El relevamiento muestra que en mayo de este año el 11,4% de los adultos mayores presentaba alguna deuda en situación irregular. La cifra representa un fuerte incremento respecto del 4,1% registrado durante el mismo mes de 2025.
El deterioro de la situación financiera de los jubilados se produce en un contexto de crecimiento generalizado del endeudamiento de los hogares argentinos. En mayo, la irregularidad crediticia alcanzó al 12,8% del total de la población, mientras que en la provincia de Buenos Aires el indicador fue todavía más elevado y llegó al 18,6%.
“La combinación de mayores niveles de deuda con una creciente incapacidad para afrontar los pagos configura un escenario de fragilidad financiera cada vez más pronunciado para los adultos mayores”, advierte el informe.
Casi la mitad de los jubilados tiene alguna deuda
El trabajo de Provincia Microcréditos también reveló el alcance que tiene actualmente el endeudamiento entre los adultos mayores. De acuerdo con los datos analizados, el 44,6% de los jubilados posee algún tipo de crédito, préstamo, tarjeta o deuda pendiente de pago.

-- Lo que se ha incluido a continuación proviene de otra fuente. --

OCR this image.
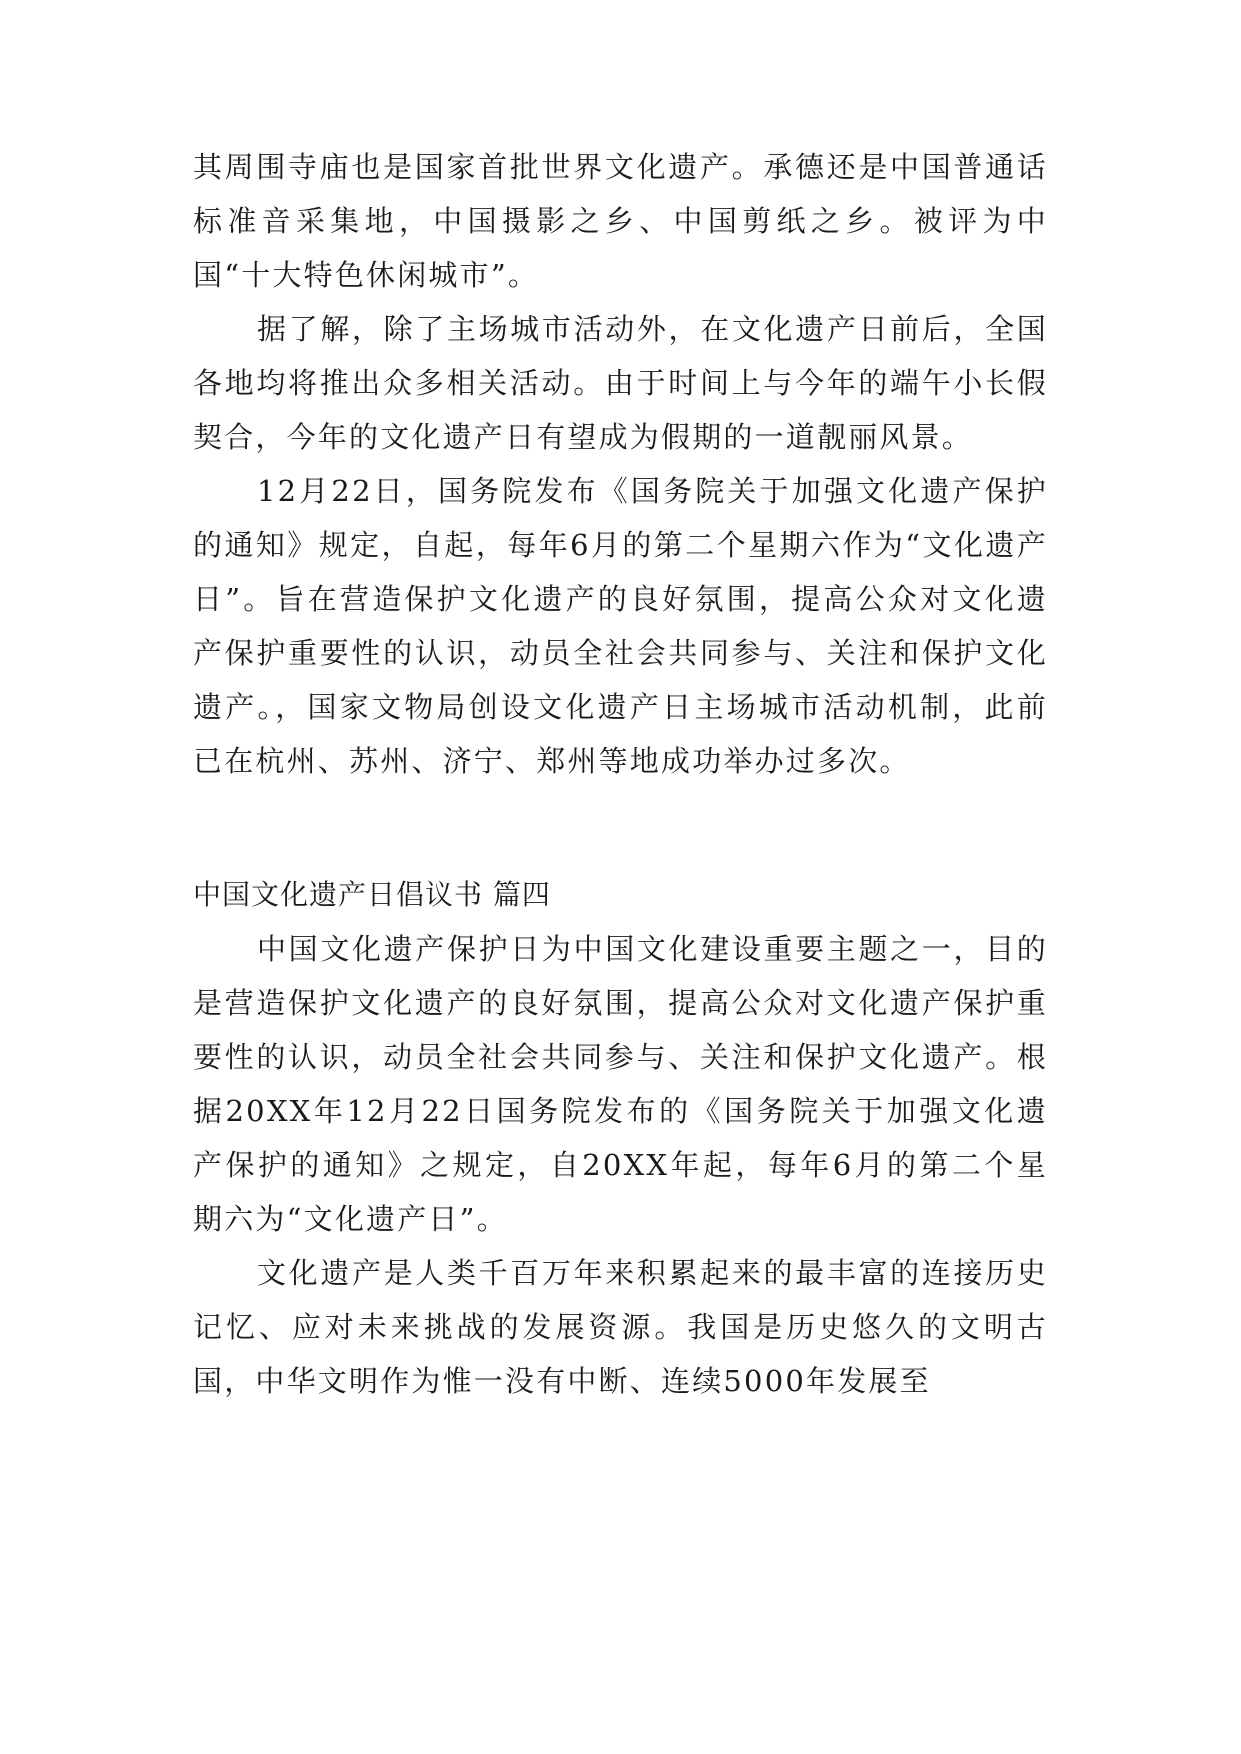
其周围寺庙也是国家首批世界文化遗产。承德还是中国普通话标准音采集地，中国摄影之乡、中国剪纸之乡。被评为中国“十大特色休闲城市”。

据了解，除了主场城市活动外，在文化遗产日前后，全国各地均将推出众多相关活动。由于时间上与今年的端午小长假契合，今年的文化遗产日有望成为假期的一道靓丽风景。

12月22日，国务院发布《国务院关于加强文化遗产保护的通知》规定，自起，每年6月的第二个星期六作为“文化遗产日”。旨在营造保护文化遗产的良好氛围，提高公众对文化遗产保护重要性的认识，动员全社会共同参与、关注和保护文化遗产。，国家文物局创设文化遗产日主场城市活动机制，此前已在杭州、苏州、济宁、郑州等地成功举办过多次。

中国文化遗产日倡议书 篇四

中国文化遗产保护日为中国文化建设重要主题之一，目的是营造保护文化遗产的良好氛围，提高公众对文化遗产保护重要性的认识，动员全社会共同参与、关注和保护文化遗产。根据20XX年12月22日国务院发布的《国务院关于加强文化遗产保护的通知》之规定，自20XX年起，每年6月的第二个星期六为“文化遗产日”。

文化遗产是人类千百万年来积累起来的最丰富的连接历史记忆、应对未来挑战的发展资源。我国是历史悠久的文明古国，中华文明作为惟一没有中断、连续5000年发展至
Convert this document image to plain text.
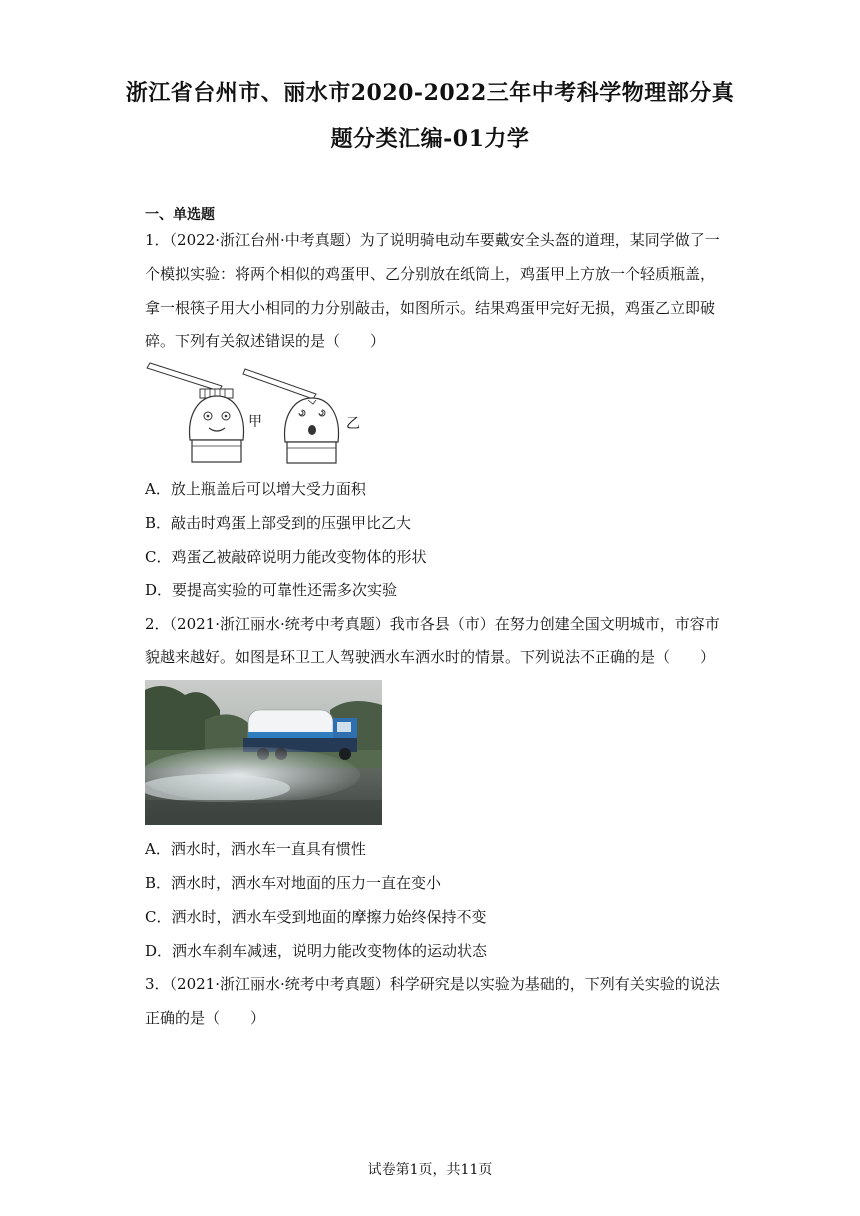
浙江省台州市、丽水市2020-2022三年中考科学物理部分真
题分类汇编-01力学
一、单选题
1．（2022·浙江台州·中考真题）为了说明骑电动车要戴安全头盔的道理，某同学做了一
个模拟实验：将两个相似的鸡蛋甲、乙分别放在纸筒上，鸡蛋甲上方放一个轻质瓶盖，
拿一根筷子用大小相同的力分别敲击，如图所示。结果鸡蛋甲完好无损，鸡蛋乙立即破
碎。下列有关叙述错误的是（　　）
甲	乙
A．放上瓶盖后可以增大受力面积
B．敲击时鸡蛋上部受到的压强甲比乙大
C．鸡蛋乙被敲碎说明力能改变物体的形状
D．要提高实验的可靠性还需多次实验
2．（2021·浙江丽水·统考中考真题）我市各县（市）在努力创建全国文明城市，市容市
貌越来越好。如图是环卫工人驾驶洒水车洒水时的情景。下列说法不正确的是（　　）
A．洒水时，洒水车一直具有惯性
B．洒水时，洒水车对地面的压力一直在变小
C．洒水时，洒水车受到地面的摩擦力始终保持不变
D．洒水车刹车减速，说明力能改变物体的运动状态
3．（2021·浙江丽水·统考中考真题）科学研究是以实验为基础的，下列有关实验的说法
正确的是（　　）
试卷第1页，共11页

El nivel de endeudamiento comenzó a acelerarse especialmente durante la segunda mitad de 2025 y actualmente se encuentra por encima de los registros previos. De esta manera, una porción cada vez mayor de los ingresos de los jubilados queda comprometida con el pago de obligaciones financieras.

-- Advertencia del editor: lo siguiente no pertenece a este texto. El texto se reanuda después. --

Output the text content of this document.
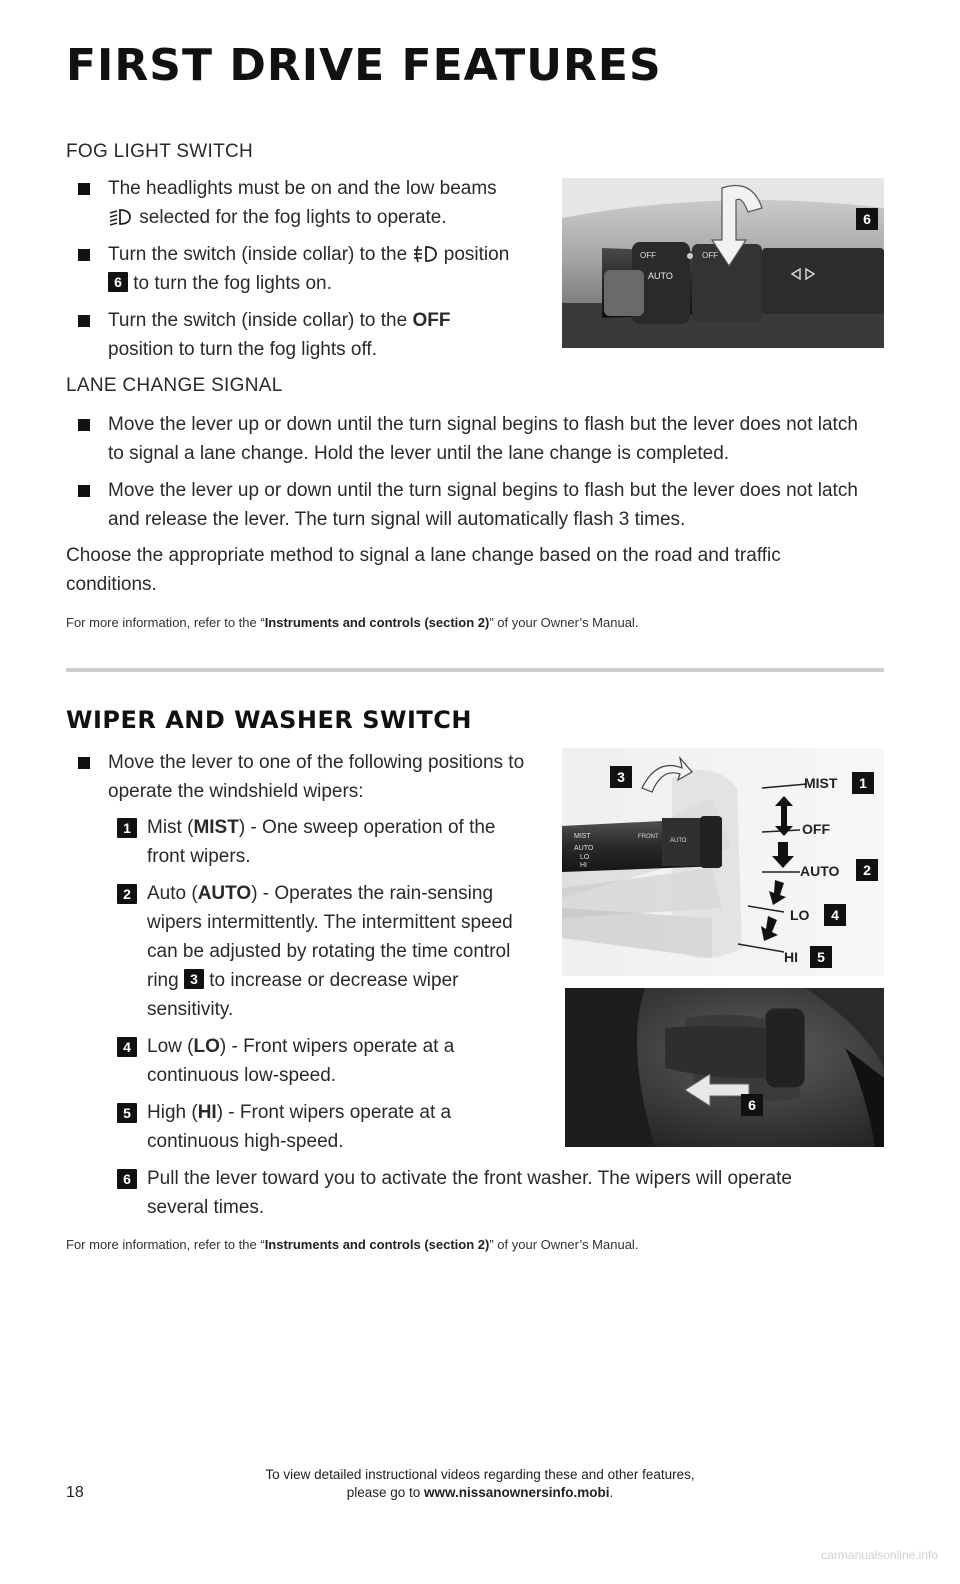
FIRST DRIVE FEATURES
FOG LIGHT SWITCH
The headlights must be on and the low beams
selected for the fog lights to operate.
Turn the switch (inside collar) to the position
6 to turn the fog lights on.
Turn the switch (inside collar) to the OFF
position to turn the fog lights off.
OFF	OFF
AUTO
6
LANE CHANGE SIGNAL
Move the lever up or down until the turn signal begins to flash but the lever does not latch to signal a lane change. Hold the lever until the lane change is completed.
Move the lever up or down until the turn signal begins to flash but the lever does not latch and release the lever. The turn signal will automatically flash 3 times.
Choose the appropriate method to signal a lane change based on the road and traffic conditions.
For more information, refer to the “Instruments and controls (section 2)” of your Owner’s Manual.
WIPER AND WASHER SWITCH
Move the lever to one of the following positions to operate the windshield wipers:
1 Mist (MIST) - One sweep operation of the front wipers.
2 Auto (AUTO) - Operates the rain-sensing wipers intermittently. The intermittent speed can be adjusted by rotating the time control ring 3 to increase or decrease wiper sensitivity.
4 Low (LO) - Front wipers operate at a continuous low-speed.
5 High (HI) - Front wipers operate at a continuous high-speed.
6 Pull the lever toward you to activate the front washer. The wipers will operate several times.
For more information, refer to the “Instruments and controls (section 2)” of your Owner’s Manual.
MIST
AUTO
LO
HI
FRONT
AUTO
3	MIST 1
OFF
AUTO 2
LO 4
HI 5
6
18
To view detailed instructional videos regarding these and other features,
please go to www.nissanownersinfo.mobi.
carmanualsonline.info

El dato adquiere especial relevancia si se tiene en cuenta que los haberes previsionales constituyen, en muchos casos, la principal o única fuente de ingresos de los adultos mayores. Frente al aumento del costo de vida, el recurso al crédito aparece como una alternativa para afrontar gastos cotidianos, pero puede convertirse en un problema cuando los ingresos no alcanzan para cubrir las cuotas.
La pérdida del poder adquisitivo, una de las claves
Entre las principales causas del aumento de la morosidad aparece la pérdida del poder adquisitivo de las jubilaciones. El deterioro de los ingresos llevó a que cada vez más adultos mayores tengan dificultades para afrontar el pago de préstamos y tarjetas de crédito.

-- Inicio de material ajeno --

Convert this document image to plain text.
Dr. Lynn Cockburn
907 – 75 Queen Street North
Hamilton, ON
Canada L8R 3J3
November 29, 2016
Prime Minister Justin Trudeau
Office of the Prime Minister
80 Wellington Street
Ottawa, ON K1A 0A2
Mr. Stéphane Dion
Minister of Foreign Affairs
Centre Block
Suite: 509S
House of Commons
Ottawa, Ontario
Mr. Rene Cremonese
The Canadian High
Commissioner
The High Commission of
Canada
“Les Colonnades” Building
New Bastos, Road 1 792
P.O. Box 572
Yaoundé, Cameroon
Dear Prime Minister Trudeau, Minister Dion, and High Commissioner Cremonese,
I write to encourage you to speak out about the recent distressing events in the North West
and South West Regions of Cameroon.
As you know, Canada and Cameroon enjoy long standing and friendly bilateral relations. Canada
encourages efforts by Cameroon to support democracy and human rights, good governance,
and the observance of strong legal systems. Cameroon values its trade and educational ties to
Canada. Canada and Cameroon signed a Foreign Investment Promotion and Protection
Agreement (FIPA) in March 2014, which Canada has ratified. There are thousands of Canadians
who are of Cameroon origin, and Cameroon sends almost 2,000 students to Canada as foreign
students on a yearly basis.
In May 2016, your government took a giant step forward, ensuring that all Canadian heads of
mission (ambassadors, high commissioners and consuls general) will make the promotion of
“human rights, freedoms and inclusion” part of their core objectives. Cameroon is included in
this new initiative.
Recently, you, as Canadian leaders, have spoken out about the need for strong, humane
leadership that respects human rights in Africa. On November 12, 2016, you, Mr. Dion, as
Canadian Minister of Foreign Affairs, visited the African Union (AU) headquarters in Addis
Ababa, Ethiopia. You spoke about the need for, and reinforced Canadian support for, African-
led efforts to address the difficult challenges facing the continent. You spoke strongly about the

En este contexto, el Gobierno oficializó un nuevo aumento para los haberes jubilatorios, aunque mantuvo congelado en $70.000 el bono extraordinario que reciben los jubilados de menores ingresos. Ese refuerzo permanece en el mismo valor nominal desde diciembre de 2024, pese al incremento registrado por los precios durante ese período.
Según el informe, incluso considerando los bonos compensatorios, la jubilación mínima acumuló una pérdida del 19% de su poder adquisitivo real respecto de noviembre de 2023, tomando como referencia la evolución del Índice de Precios al Consumidor (IPC).
La pérdida acumulada es todavía mayor si se amplía el período de análisis. Desde 2018, el deterioro del poder de compra de las jubilaciones alcanza el 30%. Sin embargo, el relevamiento destaca que el retroceso más pronunciado se produjo durante los últimos meses.
Endeudamiento para llegar a fin de mes
El crecimiento simultáneo de la deuda y de la morosidad expone una problemática que excede el sistema financiero. Para una parte importante de los jubilados, el acceso al crédito dejó de representar una herramienta para afrontar gastos extraordinarios y comenzó a funcionar como un mecanismo para cubrir necesidades básicas.
El hecho de que casi la mitad de los adultos mayores tenga algún tipo de crédito o deuda pendiente, combinado con el fuerte aumento de las obligaciones en situación irregular, refleja las dificultades que enfrenta el sector para sostener sus ingresos frente al avance de los precios.
El escenario plantea así un círculo de creciente vulnerabilidad: la pérdida del poder adquisitivo obliga a recurrir al endeudamiento, mientras que el aumento de las deudas y de las tasas de morosidad reduce todavía más la capacidad de los jubilados para afrontar sus gastos mensuales.
Los datos relevados por Provincia Microcréditos muestran, de esta manera, el impacto que la crisis de ingresos está teniendo sobre uno de los sectores más vulnerables de la población. Con una morosidad que casi se triplicó en un año y más de 450 mil adultos mayores afectados, la situación financiera de los jubilados se consolida como una de las expresiones más preocupantes del deterioro del poder adquisitivo.